With no warning whatsoever, Microsoft on Tuesday released a major update to its Zune 2 platform, providing new versions of its PC-based software, device-based firmware, online music and video store, and social networking service. The update addresses a few of the major issues with the digital media platform and adds a feature iPod and iTunes users have enjoyed for years: The ability to purchase TV shows.
The addition of a very limited selection of TV shows to the Zune--less than 40 series, compared to several hundred on iTunes--is somewhat a coup for Microsoft, as one of the networks involved, NBC, is boycotting Apple's service over pricing issues. That said, NBC is offering only three series on the Zune---"30 Rock," "Heroes," and "The Office"--and the pricing is identical to what Apple was offering on iTunes, about $1.99 per episode. (Microsoft also promised a "different model" for TV show offerings when it announced the Zune platform last October, but the company is simply duplicating the standard pay-per-episode format used by other services.)
On the functional side, Zune's PC software has been updated to support smart playlists, a feature that was notably missing when Zune 2 launched last year. (The original Zune software supported smart playlists.) All added are new sorting options, device sync improvements, and integrating with Windows Live Messenger. On the social networking side, the Zune Social service and its "Zune Card" functionality has finally been integrated into the Zune PC software and device software. Previously, you could access this functionality only from the Web.
Given that this is the first time Microsoft has updated its Zune 2 software in any meaningful way, it's unclear when we'll see another update. Too, the Zune team is notoriously quiet about its plans and doesn't appear to be interested in pre-briefing the press. However, given that this update is internally referred to as the Spring 2008 Update, one might expect that the Zune team will once again descend into silence for another six months. By that time, of course, Microsoft might simply launch Zune 3.

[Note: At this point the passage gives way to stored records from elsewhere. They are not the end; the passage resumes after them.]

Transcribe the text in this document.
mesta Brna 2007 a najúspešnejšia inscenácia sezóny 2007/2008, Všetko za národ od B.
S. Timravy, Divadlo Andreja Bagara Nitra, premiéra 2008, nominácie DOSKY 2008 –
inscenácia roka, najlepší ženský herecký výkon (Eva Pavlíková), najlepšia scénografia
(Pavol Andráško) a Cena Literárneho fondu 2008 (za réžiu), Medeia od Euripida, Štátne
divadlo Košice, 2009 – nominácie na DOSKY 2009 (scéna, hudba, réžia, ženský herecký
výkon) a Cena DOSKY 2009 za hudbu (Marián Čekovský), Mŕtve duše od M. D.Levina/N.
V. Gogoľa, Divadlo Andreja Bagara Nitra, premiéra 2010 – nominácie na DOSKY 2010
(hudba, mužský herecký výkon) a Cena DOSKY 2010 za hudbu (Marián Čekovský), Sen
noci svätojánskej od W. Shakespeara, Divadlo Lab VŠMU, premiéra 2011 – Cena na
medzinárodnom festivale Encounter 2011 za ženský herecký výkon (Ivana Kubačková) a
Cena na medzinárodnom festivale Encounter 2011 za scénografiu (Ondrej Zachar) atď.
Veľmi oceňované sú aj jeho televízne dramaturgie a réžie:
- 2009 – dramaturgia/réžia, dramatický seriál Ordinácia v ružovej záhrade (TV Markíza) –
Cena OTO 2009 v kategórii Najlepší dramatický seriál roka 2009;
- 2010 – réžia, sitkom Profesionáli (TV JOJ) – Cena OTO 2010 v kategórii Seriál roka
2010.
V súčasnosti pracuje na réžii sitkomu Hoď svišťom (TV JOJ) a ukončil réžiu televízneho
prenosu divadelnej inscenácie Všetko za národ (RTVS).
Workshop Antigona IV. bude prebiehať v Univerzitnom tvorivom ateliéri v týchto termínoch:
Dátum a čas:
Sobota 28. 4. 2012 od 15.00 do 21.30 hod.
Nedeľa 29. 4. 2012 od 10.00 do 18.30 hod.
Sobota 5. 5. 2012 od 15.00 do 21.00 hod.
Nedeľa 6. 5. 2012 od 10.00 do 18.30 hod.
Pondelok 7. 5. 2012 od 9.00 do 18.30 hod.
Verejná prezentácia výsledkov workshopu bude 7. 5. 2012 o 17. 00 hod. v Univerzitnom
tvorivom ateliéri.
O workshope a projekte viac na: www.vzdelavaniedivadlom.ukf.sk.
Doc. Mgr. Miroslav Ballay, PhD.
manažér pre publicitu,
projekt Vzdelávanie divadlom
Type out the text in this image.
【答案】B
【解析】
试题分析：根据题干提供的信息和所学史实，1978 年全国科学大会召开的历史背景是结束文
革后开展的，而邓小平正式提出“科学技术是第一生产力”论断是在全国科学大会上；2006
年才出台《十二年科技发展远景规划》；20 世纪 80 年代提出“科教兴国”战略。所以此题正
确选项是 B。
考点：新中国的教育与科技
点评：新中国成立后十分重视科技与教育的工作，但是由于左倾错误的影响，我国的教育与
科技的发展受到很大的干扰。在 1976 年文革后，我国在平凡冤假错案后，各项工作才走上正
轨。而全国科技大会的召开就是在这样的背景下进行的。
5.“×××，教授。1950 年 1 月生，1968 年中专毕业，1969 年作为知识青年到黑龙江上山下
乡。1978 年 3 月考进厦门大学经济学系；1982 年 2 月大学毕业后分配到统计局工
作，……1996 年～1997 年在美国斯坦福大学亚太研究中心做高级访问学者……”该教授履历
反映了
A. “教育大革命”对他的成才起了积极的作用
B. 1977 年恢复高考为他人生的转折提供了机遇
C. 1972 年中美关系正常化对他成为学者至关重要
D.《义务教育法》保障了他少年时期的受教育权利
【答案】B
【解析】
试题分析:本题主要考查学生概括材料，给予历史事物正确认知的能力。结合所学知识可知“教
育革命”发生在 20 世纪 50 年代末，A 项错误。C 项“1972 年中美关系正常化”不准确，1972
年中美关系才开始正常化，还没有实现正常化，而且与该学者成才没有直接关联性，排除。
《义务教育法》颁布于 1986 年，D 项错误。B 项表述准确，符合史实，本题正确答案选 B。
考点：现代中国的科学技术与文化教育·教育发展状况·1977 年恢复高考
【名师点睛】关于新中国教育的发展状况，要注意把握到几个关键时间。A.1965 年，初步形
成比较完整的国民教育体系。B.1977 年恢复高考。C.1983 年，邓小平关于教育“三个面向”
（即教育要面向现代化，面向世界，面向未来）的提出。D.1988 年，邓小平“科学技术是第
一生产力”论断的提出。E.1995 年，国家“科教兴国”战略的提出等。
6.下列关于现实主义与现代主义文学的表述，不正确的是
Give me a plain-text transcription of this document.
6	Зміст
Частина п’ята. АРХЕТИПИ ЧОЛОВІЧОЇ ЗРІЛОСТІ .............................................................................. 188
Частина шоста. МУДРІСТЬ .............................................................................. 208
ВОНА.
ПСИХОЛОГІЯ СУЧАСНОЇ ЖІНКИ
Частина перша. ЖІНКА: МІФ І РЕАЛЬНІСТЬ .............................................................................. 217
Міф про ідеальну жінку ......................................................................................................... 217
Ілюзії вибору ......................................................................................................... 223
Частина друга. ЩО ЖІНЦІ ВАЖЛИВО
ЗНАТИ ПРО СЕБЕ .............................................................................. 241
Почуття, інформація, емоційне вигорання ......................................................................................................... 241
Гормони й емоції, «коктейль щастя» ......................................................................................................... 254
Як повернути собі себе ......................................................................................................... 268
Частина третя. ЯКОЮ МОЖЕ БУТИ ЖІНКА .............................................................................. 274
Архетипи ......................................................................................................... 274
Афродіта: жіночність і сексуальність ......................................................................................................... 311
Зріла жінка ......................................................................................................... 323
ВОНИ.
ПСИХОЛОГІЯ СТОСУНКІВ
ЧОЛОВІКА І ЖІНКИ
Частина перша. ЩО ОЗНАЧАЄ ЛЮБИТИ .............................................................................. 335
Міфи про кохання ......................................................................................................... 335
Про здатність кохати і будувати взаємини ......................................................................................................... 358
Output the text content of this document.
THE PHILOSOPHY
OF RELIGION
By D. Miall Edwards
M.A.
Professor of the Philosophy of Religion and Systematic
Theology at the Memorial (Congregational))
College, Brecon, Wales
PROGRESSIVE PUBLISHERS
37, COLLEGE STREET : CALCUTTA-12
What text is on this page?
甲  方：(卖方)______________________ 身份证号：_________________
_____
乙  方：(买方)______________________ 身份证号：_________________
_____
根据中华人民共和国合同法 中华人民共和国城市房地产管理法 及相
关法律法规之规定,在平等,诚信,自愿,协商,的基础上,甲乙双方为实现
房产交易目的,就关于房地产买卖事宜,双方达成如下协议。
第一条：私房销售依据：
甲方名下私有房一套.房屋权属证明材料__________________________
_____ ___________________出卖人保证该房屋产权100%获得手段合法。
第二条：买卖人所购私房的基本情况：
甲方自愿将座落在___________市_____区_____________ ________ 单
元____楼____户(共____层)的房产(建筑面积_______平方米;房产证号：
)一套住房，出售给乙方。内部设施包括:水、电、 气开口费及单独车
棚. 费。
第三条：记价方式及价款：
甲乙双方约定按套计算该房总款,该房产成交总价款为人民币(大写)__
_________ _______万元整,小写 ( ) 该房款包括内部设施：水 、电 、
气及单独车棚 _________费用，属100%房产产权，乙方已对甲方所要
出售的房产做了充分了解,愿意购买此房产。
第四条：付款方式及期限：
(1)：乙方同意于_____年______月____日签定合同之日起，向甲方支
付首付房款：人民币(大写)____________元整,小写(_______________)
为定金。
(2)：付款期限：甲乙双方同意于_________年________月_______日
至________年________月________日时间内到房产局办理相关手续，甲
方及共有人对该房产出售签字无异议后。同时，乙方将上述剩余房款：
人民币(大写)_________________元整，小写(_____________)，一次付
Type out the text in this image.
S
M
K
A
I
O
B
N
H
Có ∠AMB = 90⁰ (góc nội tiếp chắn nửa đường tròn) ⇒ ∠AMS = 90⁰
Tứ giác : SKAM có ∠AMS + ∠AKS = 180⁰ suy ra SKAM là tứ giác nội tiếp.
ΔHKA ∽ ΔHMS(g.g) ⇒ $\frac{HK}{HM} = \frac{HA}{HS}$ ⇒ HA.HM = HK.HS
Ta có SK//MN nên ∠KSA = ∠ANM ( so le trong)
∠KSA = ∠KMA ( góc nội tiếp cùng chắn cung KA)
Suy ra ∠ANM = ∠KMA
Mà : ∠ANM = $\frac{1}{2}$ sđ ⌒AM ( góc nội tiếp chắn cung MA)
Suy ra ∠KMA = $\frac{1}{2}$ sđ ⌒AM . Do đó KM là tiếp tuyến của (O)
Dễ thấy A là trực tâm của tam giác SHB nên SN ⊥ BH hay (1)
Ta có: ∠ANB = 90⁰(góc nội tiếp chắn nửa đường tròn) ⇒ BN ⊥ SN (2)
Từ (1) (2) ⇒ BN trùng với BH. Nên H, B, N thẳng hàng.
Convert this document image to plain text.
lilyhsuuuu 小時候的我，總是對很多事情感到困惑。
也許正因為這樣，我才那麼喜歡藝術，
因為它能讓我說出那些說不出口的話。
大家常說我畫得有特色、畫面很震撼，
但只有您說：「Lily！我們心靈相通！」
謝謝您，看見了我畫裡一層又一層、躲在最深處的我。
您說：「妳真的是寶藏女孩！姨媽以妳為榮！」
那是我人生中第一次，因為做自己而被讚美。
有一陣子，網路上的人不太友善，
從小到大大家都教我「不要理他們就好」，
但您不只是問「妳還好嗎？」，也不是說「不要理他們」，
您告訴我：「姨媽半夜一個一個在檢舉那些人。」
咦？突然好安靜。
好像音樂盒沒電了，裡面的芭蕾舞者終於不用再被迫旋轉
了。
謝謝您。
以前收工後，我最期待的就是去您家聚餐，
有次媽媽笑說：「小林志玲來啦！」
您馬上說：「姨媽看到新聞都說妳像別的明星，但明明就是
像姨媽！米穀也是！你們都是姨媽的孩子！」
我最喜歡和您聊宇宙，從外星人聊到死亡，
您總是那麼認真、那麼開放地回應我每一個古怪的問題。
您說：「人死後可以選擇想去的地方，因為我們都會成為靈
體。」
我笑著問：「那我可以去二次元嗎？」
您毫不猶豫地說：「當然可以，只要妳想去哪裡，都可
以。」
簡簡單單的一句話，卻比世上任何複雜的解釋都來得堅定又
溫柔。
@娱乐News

To date, the Zune has sold poorly. After selling one million units between November 2006 and June 2007, Microsoft announced this week that it has now sold "just north of" two million units overal. So the company's latest generation of devices managed to sell barely above the rate as the previous generation, despite numerous improvements. That's enough to give Microsoft third place tie in the MP3 market with Creative, with about 3 percent share. But it's far below market leader Apple, which sold almost 11 million iPods in just the first quarter of 2008. SanDisk is the number two player in this market overall.